|By SUSAN BLOWER
TERRE HAUTE, Ind. — There are plenty of experts who train horses, but Terry Tryon teaches people how to train their own horses.
“It’s a big field right now, where people are trying to learn for themselves,” Tryon said. “They can learn to deal with each horse they own instead of one old farm horse that someone else has trained.”
This is a departure from the way horses were handled in the past, said Tryon, an instructor in “practical horsemanship” from the Leanin’ T Ranch in Raymondville, Mo.
“Years ago a horse trainer would take the horse home and didn’t tell (the horse’s owners) much on how he prepared the horse. They’d be back to square one,” Tryon said. “In this day of Internet knowledge, there’s a lot of information available and a lot of people looking for information.”
Tryon’s horse sense will be presented twice daily at the Farm World Expo, Aug. 2-4, in Terre Haute, Ind. Tryon, 60, has traveled the country for 15 years giving lessons based on his lifelong pursuit of horsemanship. Now in retirement, he and wife, Dollene, are focused on teaching people how to train horses with patience and respect.
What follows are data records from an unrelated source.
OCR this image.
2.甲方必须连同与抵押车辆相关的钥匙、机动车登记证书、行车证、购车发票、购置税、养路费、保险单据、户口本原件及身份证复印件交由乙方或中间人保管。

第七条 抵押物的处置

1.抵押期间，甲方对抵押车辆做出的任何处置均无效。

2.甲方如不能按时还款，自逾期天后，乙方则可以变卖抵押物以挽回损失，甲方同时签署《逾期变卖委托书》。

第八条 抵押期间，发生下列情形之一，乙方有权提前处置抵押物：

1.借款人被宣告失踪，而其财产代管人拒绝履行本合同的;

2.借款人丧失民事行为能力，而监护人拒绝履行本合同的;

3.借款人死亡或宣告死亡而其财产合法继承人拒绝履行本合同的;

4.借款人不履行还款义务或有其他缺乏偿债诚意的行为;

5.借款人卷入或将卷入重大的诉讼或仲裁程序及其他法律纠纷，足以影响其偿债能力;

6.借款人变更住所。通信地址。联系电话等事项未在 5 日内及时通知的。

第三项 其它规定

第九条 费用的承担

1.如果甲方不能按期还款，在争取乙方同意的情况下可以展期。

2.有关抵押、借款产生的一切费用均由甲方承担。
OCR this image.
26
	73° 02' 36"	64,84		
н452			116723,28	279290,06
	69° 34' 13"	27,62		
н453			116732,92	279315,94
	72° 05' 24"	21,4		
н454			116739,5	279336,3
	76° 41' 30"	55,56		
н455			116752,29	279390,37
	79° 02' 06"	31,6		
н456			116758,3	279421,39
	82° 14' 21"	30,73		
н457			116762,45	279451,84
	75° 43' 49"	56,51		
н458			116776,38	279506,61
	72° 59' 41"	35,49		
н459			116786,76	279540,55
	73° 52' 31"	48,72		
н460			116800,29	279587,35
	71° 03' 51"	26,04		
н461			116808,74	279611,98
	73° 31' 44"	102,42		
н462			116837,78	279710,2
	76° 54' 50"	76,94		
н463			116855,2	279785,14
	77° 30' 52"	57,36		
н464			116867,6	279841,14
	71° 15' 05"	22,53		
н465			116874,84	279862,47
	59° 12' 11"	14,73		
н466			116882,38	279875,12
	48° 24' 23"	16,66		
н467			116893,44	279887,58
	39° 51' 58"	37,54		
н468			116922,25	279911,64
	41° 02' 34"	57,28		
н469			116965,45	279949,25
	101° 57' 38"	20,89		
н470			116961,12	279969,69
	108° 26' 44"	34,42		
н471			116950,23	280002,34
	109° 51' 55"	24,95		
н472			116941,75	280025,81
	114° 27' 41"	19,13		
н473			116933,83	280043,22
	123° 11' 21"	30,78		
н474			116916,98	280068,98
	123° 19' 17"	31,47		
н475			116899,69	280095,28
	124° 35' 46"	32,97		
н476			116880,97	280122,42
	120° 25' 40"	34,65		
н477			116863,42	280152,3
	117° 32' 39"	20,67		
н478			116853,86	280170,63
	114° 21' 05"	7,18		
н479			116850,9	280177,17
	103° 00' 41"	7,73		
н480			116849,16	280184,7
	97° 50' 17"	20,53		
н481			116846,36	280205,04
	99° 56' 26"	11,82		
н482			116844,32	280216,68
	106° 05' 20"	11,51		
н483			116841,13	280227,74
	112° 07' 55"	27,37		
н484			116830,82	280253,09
A Terre Haute native, Tryon said his sessions will be particularly helpful to 4-H families.
“We are oriented more toward the backyard horseman, such as those who want to train their horse without the luxury of a big training facility, using things they have at home,” he said.
In one demonstration, Tryon will show how to use simple plywood to train a horse to walk up onto a trailer.
“At the Expo, we will focus on preparing a horse and getting ready to go to a show, such as the state fair.
“We will concentrate on grooming and trailer loading. Generally, we are focused on getting people to train their horses in a kinder, more stress-free atmosphere,” Tryon said.
Tryon said the biggest misconception out there is that horses innately know more than they really do.
“They are not born knowing what we want them to do,” Tryon said. “They are willing to learn, but if we force that to happen, horses will rebel and go back to their survival instincts.”
Tryon said he learned most of what he knows the hard way. Growing up on his grandfather’s farm, he received bad advice. He believes that people are often afraid of the animal and therefore treat their horse like an enemy that needs to be overpowered.
Tryon, who also ropes calves and works with cattle, sounds like a cowboy, plain spoken and honest.
“My wife and I get told that we educate, get the point across, in a fashion that the average person can understand and they don’t feel belittled,” Tryon said.
“I believe in keeping my promises. If I say I’m going to do something, I will. One time we had only three people come to a show. Each one got a personal coach and learned what we promised to teach them.”
At the Expo, Dollene also will man a booth, selling horse equipment.
The following sessions are scheduled at the Expo:
•Tuesday, Aug. 1
“Trailer Loading the Problem Horse” at 11 a.m.
“Safe Handling, Haltering, Leading and Grooming” at 3 p.m.
•Wednesday, Aug. 2
“Proper Bridling, Saddling, Mounting and Dismounting” at 11 a.m.
“Getting Your Horse to Back, Stop and Turn” at 3 p.m. and 5 p.m.
•Thursday, Aug. 3
“My Horse: My Friend or My Foe” at 11 a.m. and 1 p.m.
Tryon said that horsemen need to understand how a horse’s feet work, which is the subject of Thursday’s second and third sessions.
“This is valuable information. It gets people understanding how a horse’s feet work in different gaits. Getting them to do what you want often is a matter of just asking at the proper time,” Tryon said.
The last two courses on Friday present the framework of how to build a relationship that inspires a cooperative attitude in the horse, Tryon said. This is the psychology that provides the basis for all the other lessons.
Tryon will have on hand at least two horses. In addition, Randy Dyer, of Clay City, Ind., will bring his authentic chuck wagon and give free horse rides to anyone who wants them.